The mere presence of various antigens stimulates the mechanisms of non-specific immunity, which is what gives lysates their ability to potentially help fight off viruses. Therefore, lysates stimulate both the specific (mainly through granulocytes, mast cells, and NK cells) and the nonspecific immune system (through T and B lymphocytes). This stimulation causes intensive synthesis of immunoglobulins: IgA, IgE, IgG, IgM, and cytokines. Due to their non-specific function, lysates can provide a better immune response to various pathogens, including those with which the body faces for the first time. This makes for more effective protection in the event of various types of infections.
Immunization vaccines – who are they for?
Numerous scientific studies have proven that lysates help reduce the frequency of seasonal infections of the respiratory system, which in turn decreases the need for the consumption of antibiotics.
Clinical studies have shown that bacterial lysates can reduce the incidence of infections in children and adults by up to 30-40%.

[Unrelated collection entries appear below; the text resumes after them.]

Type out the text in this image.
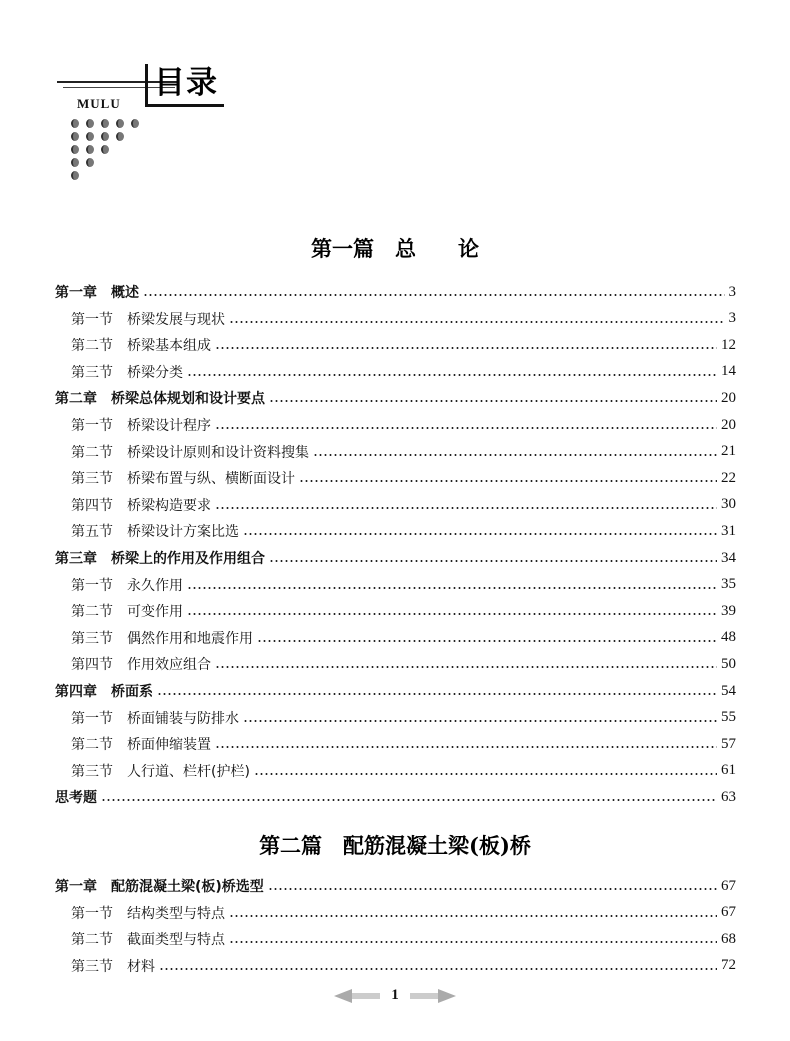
目录
MULU
第一篇　总　　论
第一章 概述	3
第一节 桥梁发展与现状	3
第二节 桥梁基本组成	12
第三节 桥梁分类	14
第二章 桥梁总体规划和设计要点	20
第一节 桥梁设计程序	20
第二节 桥梁设计原则和设计资料搜集	21
第三节 桥梁布置与纵、横断面设计	22
第四节 桥梁构造要求	30
第五节 桥梁设计方案比选	31
第三章 桥梁上的作用及作用组合	34
第一节 永久作用	35
第二节 可变作用	39
第三节 偶然作用和地震作用	48
第四节 作用效应组合	50
第四章 桥面系	54
第一节 桥面铺装与防排水	55
第二节 桥面伸缩装置	57
第三节 人行道、栏杆(护栏)	61
思考题	63
第二篇　配筋混凝土梁(板)桥
第一章 配筋混凝土梁(板)桥选型	67
第一节 结构类型与特点	67
第二节 截面类型与特点	68
第三节 材料	72
1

For children, orally administered immunization vaccines can play a significant part in the prevention of frequently recurring respiratory diseases, such as pharyngitis, laryngitis, tonsillitis, or angina, as well as bronchitis, sinusitis, and inner ear inflammation. Some oral vaccines have shown effectiveness both in prophylaxis and in therapy.

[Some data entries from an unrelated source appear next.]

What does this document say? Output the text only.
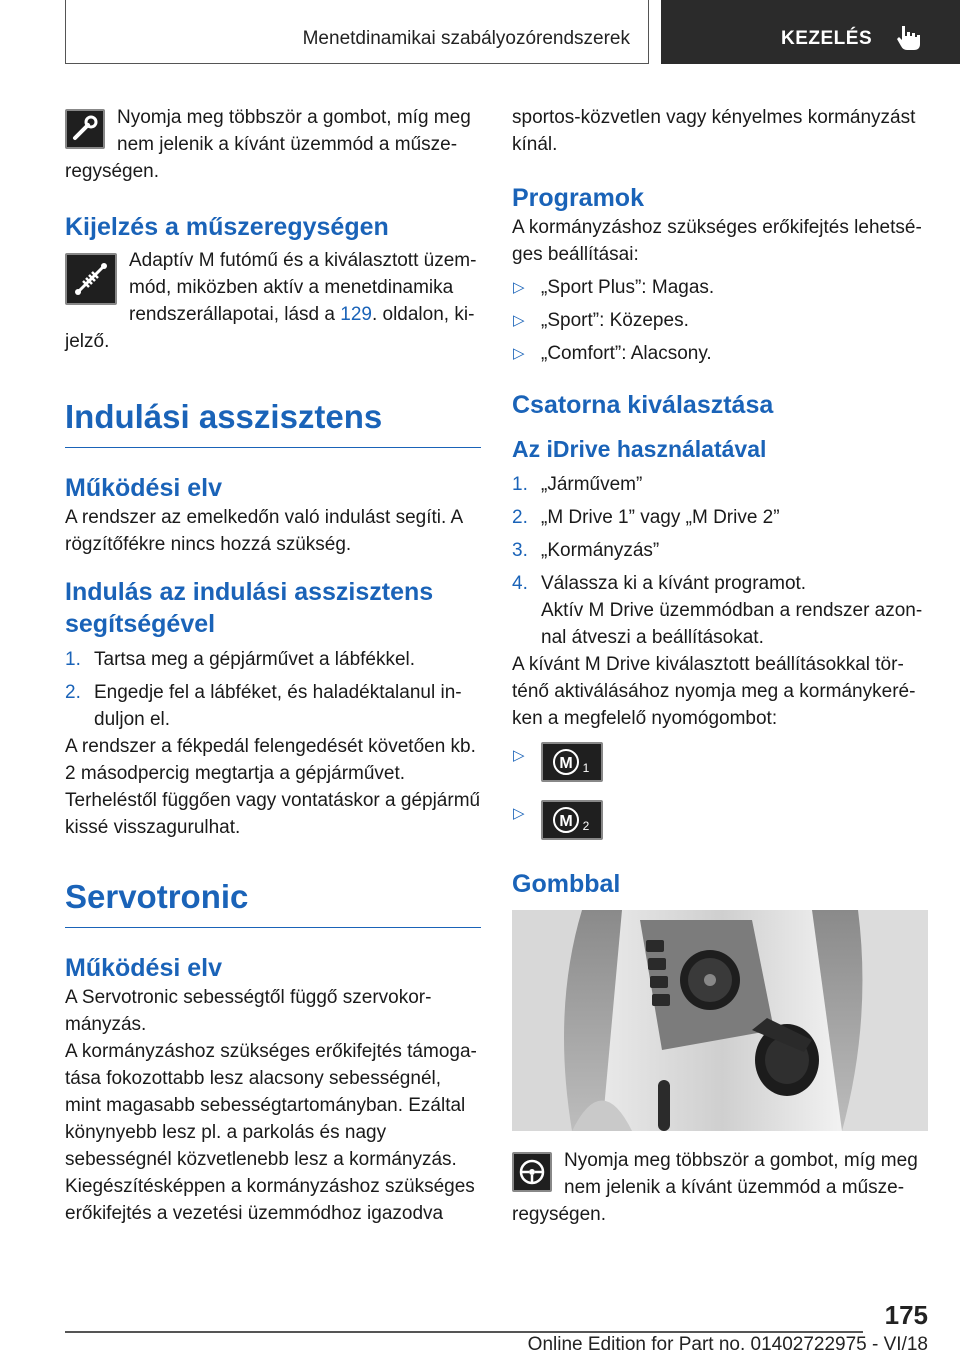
Menetdinamikai szabályozórendszerek	KEZELÉS

Nyomja meg többször a gombot, míg meg nem jelenik a kívánt üzemmód a műszeregységen.

Kijelzés a műszeregységen

Adaptív M futómű és a kiválasztott üzemmód, miközben aktív a menetdinamika rendszerállapotai, lásd a 129. oldalon, kijelző.

Indulási asszisztens
Működési elv

A rendszer az emelkedőn való indulást segíti. A rögzítőfékre nincs hozzá szükség.

Indulás az indulási asszisztens segítségével
1. Tartsa meg a gépjárművet a lábfékkel.
2. Engedje fel a lábféket, és haladéktalanul induljon el.

A rendszer a fékpedál felengedését követően kb. 2 másodpercig megtartja a gépjárművet.

Terheléstől függően vagy vontatáskor a gépjármű kissé visszagurulhat.

Servotronic
Működési elv

A Servotronic sebességtől függő szervokormányzás.

A kormányzáshoz szükséges erőkifejtés támogatása fokozottabb lesz alacsony sebességnél, mint magasabb sebességtartományban. Ezáltal könynyebb lesz pl. a parkolás és nagy sebességnél közvetlenebb lesz a kormányzás.

Kiegészítésképpen a kormányzáshoz szükséges erőkifejtés a vezetési üzemmódhoz igazodva

sportos-közvetlen vagy kényelmes kormányzást kínál.

Programok

A kormányzáshoz szükséges erőkifejtés lehetséges beállításai:

▷ „Sport Plus”: Magas.
▷ „Sport”: Közepes.
▷ „Comfort”: Alacsony.
Csatorna kiválasztása
Az iDrive használatával
1. „Járművem”
2. „M Drive 1” vagy „M Drive 2”
3. „Kormányzás”
4. Válassza ki a kívánt programot.

Aktív M Drive üzemmódban a rendszer azonnal átveszi a beállításokat.

A kívánt M Drive kiválasztott beállításokkal történő aktiválásához nyomja meg a kormánykeréken a megfelelő nyomógombot:

▷ M 1
▷ M 2
Gombbal

Nyomja meg többször a gombot, míg meg nem jelenik a kívánt üzemmód a műszeregységen.

175
Online Edition for Part no. 01402722975 - VI/18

Non-specific vaccines come in the form of tablets, capsules, granules, and aerosols. Some of them can be given to children from the age of 2, but most of them only from the age of 3. Immunization vaccines are products that should not be used without medical supervision and are therefore only available by prescription. They should only be taken after excluding any abnormalities in the structure and functioning of the respiratory system.
In summary, stimulating the body's immune system with bacterial lysates is a very effective method of preventing both bacterial and viral respiratory infections. The safety of their use has been confirmed by numerous scientific studies. Acquiring immunity as a result of oral vaccination is a long-term process, sometimes taking several months, as the body's immune mechanisms are gradually stimulated. It is worth considering beginning the therapy in the summer to prepare the child's immune system for the challenges waiting for it during the fall and winter.